People who are driven by an Achievement or Competence Motivation will pursue goals that can earn them praise and notoriety. Achievement motivation focuses on the completion of the goal in and of itself, with or without incentives and reward if the goal is reached. These individuals will focus on task-mastery, with complete success or even perfection of the task as the ultimate goal. Someone who is motivated by achievement will aim for a middle ground with his or her goals, not choosing tasks that are too simple for fear of boredom, but also not selecting tasks that are too risky because of their potential for failure. For example, a chemist who is motivated by achievement might elect to mix a difficult formula that has already been successfully replicated a few times. Though the task is challenging, worth of praise and recognition, it is not too risky because another chemist has already produced it as well.
An Affiliation Motivation drives many people to engage in activities that will promote cooperative, positive, beneficial relationships with other people. For someone who is motivated by a need for affiliation to a group, others’ approval will be highly valued by the individual. An example of a person motivated be a need for affiliation would be a young college student enduring humiliating hazing rituals in order to earn admittance to a fraternity.
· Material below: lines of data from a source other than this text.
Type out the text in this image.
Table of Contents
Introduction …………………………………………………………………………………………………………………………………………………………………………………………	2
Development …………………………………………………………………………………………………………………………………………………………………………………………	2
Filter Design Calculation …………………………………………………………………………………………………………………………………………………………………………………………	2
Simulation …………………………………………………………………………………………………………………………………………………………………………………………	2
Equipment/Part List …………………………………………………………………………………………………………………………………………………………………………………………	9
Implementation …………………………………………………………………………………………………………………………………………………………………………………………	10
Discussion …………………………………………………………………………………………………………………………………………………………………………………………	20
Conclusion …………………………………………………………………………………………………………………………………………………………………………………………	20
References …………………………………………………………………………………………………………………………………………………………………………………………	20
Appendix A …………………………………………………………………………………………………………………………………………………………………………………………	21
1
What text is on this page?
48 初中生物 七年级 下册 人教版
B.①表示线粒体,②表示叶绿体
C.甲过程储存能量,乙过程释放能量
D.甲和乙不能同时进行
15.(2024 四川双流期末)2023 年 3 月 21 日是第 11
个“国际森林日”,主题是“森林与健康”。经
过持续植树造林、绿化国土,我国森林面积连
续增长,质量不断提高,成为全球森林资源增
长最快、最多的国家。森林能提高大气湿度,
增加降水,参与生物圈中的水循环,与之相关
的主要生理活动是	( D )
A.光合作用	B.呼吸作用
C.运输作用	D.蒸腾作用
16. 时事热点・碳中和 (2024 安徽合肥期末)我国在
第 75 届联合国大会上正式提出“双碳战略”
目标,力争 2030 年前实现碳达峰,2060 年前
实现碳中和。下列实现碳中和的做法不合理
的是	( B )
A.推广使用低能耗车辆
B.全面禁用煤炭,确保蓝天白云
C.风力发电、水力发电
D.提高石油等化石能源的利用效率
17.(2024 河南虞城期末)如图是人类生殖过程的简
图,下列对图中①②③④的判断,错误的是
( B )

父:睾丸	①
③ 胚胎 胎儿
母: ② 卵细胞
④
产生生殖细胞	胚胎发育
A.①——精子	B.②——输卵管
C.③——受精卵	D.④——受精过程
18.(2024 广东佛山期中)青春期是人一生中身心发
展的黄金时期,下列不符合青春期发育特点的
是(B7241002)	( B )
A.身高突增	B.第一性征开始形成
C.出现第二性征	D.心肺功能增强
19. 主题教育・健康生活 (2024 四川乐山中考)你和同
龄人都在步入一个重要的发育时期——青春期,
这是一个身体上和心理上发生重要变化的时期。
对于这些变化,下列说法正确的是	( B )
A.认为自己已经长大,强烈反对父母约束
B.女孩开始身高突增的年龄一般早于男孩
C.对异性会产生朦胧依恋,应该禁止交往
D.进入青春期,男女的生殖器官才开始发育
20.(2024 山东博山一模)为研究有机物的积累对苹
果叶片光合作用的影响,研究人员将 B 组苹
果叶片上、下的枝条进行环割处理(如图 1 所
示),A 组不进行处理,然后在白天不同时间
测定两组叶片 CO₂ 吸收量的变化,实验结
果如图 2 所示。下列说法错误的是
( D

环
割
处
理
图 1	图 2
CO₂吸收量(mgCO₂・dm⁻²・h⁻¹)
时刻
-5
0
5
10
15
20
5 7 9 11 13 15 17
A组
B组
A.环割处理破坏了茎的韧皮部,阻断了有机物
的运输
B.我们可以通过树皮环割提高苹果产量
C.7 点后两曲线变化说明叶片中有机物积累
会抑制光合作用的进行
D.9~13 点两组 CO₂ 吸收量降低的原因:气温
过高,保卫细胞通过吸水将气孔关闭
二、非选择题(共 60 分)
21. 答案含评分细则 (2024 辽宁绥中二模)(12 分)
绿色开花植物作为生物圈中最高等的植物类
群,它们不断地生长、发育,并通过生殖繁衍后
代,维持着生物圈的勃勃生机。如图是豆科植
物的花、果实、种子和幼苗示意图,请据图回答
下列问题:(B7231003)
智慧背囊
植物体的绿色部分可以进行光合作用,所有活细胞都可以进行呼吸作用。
A Power Motivation will compel the individual to command the attention, respect, and compliance of other individuals. A person motivated by a need for power will value the “greater good” over the needs of the individual. This individual will seek to organize and control the people in his or her own life, not necessarily in a negative way, but in a way that the individual deems beneficial. A person motivated by a need for power might take control of a group project, asserting himself and assigning responsibilities for the project with the goal of successfully completing it.
Incentive Motivation drives people to engage in an action or strive for a goal because they anticipate the acquisition of a reward, bonus or other benefit upon the completion of the goal. Incentive motivation is probably the most common type of motivation, as rewards like good grades, a scholarship, a raise, a company bonus, or a promotion are very common reasons for striving to do well in school and at work.
Fear Motivation drives individuals to set and accomplish goals because of the actual or perceived promise of negative consequences if the goal is not achieved. Fear motivation is in opposition to incentive motivation. Rather than acquiring something positive for completing a task, one is avoiding something negative by engaging in an action. An example of fear motivation is a child who cleans up his toys because he is afraid that he will receive some form of punishment from his parents.
Change or Progress Motivation occurs when an individual feels driven to make immediate changes in his or her environment. If an individual is unhappy with a particular aspect of his or her life, he may feel compelled to set goal and take actions to change that factor, with the assumption that making his change will be beneficial and lead to greater happiness. One example of change motivation is the weight loss motivation.